Tous ces éléments peuvent être vécus comme « hors sol » et du pur domaine du conseil d’administration. Ce serait une grave erreur. Ils représentent certes des contraintes, mais ce serait multiplier les contraintes que de réduire leur utilisation au seul conseil, et en plus priver l’entreprise d’un effet de levier certain en termes de diffusion des outils de gestion, des bonnes pratiques de management et de gouvernance, d’appropriation et de partage des objectifs stratégiques, et enfin d’unicité de la mesure de la performance.

Face à toutes ces nouveautés, la question essentielle en tant que dirigeant nous semble être celle de la meilleure préparation et organisation de ma société à l’introduction et l’appropriation de l’ensemble de ces nouveautés, afin d’en tirer le meilleur parti avant, pendant, et après la présence du fonds d’investissement dans l’entreprise.

Le défi : tirer le meilleur parti de l’arrivée et de la présence d’un fonds d’investissement à travers le rôle de l’administrateur indépendant

Sans surprise, nous avons tendance à considérer la présence d’administrateurs indépendants au sein du conseil avant l’arrivée du fonds d’investissement comme un préalable hautement recommandable, et comme une jolie manière de préparer l’arrivée du fonds :

  • L’administrateur indépendant aura probablement déjà suggéré l’introduction d’un certain nombre de pratiques de gouvernance et de structuration / diffusion de l’information qui iront dans le sens de ce qui sera réclamé par le fonds d’investissement.
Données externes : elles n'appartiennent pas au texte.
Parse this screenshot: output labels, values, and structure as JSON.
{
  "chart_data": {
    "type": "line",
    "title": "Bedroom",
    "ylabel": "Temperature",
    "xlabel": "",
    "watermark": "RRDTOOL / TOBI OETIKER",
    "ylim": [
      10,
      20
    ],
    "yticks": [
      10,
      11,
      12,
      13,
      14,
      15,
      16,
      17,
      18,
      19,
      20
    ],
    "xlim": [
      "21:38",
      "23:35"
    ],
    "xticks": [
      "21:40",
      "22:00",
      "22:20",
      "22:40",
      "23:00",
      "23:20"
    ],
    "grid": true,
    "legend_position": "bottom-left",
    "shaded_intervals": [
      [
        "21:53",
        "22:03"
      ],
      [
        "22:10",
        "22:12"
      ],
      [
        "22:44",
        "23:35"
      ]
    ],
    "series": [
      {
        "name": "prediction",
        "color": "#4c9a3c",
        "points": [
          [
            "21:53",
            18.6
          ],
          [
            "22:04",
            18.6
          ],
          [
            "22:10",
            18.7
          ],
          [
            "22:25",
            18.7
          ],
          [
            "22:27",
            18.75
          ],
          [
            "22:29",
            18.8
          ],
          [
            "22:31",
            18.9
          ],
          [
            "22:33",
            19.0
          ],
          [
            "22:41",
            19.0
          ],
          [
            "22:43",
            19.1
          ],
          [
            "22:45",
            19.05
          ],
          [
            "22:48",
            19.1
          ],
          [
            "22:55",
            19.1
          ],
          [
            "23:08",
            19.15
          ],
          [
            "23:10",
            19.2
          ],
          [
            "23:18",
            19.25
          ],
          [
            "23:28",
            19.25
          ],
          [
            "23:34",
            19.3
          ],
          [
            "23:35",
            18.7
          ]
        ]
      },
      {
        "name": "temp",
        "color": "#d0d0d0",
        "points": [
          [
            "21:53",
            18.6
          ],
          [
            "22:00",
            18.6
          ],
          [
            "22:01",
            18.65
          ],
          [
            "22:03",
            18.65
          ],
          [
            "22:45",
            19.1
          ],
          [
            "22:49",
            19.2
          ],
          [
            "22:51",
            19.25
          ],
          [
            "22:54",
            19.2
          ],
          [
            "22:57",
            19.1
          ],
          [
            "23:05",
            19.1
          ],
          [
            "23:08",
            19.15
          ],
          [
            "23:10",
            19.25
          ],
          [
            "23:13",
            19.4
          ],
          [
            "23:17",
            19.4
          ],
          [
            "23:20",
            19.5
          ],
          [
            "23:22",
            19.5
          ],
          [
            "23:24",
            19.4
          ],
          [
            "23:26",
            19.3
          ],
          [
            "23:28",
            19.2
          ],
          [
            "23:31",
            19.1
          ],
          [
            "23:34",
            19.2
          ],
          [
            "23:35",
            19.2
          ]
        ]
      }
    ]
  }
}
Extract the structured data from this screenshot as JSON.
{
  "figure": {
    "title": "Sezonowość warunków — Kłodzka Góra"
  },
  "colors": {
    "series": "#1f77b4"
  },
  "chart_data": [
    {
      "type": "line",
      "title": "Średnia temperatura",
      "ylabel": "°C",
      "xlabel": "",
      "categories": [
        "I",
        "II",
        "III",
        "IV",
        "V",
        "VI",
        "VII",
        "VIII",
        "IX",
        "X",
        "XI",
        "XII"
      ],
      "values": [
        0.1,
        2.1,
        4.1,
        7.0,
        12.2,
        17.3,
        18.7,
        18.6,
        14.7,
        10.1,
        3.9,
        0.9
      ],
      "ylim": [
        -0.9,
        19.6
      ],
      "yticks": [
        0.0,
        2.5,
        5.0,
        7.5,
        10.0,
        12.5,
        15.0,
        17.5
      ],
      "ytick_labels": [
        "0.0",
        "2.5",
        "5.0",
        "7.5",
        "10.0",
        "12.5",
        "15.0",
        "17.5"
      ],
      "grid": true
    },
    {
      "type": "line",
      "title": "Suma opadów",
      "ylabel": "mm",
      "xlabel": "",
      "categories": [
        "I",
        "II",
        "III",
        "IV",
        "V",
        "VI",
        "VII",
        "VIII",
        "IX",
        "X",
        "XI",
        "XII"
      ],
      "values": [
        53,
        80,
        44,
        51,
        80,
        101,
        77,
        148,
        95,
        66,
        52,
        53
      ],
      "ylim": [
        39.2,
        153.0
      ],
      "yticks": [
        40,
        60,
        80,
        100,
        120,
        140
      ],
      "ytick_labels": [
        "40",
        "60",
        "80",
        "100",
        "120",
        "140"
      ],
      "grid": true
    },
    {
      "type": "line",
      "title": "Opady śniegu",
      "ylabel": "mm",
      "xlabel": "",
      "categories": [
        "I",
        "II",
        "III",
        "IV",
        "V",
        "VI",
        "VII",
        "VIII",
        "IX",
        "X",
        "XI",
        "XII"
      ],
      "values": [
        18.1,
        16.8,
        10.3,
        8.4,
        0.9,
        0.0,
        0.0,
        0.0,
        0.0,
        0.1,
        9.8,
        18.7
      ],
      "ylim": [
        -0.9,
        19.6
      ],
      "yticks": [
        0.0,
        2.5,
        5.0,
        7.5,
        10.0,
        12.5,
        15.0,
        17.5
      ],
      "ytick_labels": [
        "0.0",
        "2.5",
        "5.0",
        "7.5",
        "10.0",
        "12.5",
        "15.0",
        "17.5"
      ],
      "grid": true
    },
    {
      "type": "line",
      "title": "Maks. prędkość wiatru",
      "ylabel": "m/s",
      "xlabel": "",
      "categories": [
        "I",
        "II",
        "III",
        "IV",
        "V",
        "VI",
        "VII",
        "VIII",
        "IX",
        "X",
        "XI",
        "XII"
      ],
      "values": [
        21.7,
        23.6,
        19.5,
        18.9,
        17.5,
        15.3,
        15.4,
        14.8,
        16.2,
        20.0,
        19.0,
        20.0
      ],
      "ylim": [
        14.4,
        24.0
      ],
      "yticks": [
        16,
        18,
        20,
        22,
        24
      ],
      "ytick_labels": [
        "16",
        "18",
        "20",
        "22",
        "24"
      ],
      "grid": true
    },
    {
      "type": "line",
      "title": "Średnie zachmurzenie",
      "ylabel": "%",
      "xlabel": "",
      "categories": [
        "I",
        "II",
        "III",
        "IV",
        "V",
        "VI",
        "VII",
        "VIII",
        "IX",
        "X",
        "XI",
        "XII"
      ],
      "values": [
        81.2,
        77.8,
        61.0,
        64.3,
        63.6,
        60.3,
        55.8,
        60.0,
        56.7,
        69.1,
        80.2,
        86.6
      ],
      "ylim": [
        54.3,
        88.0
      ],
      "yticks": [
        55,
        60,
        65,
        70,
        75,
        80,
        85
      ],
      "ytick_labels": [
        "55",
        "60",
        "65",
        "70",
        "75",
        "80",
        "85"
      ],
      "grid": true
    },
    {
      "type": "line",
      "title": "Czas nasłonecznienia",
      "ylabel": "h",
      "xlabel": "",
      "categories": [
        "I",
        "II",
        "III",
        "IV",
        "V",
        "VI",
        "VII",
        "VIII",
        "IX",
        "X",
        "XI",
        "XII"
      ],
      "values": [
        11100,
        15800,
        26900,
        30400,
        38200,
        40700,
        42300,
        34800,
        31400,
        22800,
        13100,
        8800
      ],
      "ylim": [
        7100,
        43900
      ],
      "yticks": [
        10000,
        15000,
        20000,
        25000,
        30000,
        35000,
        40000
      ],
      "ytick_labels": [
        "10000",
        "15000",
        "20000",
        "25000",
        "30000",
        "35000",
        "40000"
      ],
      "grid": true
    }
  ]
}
Il aura également familiarisé le dirigeant à travailler en présence d’un tiers dans un climat de bienveillance.
  • Il sera un allié précieux pour le dirigeant au moment des discussions avec les fonds d’investissement, de leur évaluation et de la rédaction des clauses du pacte d’associés. Dans la mesure où l’intégration d’un fonds était envisagée, l’habitude de l’administrateur indépendant de travailler dans cet environnement serait d’ailleurs un critère de recrutement important.
  • Et enfin, sa seule présence vous incitera et donnera du poids à votre requête vis-à-vis du fonds de prolonger le statu quo et d’intégrer des administrateurs indépendants dans votre nouveau conseil élargi. C’est pour vous une garantie supplémentaire que le Conseil sera un véritable conseil (ni un simulacre formel, ni un strict reporting financier), et que l’intérêt social de l’entreprise y sera représenté, spécialement en période de crise. C’est également un des moyens d’éviter le face à face parfois figé entre le fonds d’investissement et un patron qui n’avait pas toujours l’habitude d’un partage du pouvoir et de l’information Cela permet de débloquer des situations qui pourraient sinon tourner à l’affrontement stérile, de trouver des voies consensuelles médianes.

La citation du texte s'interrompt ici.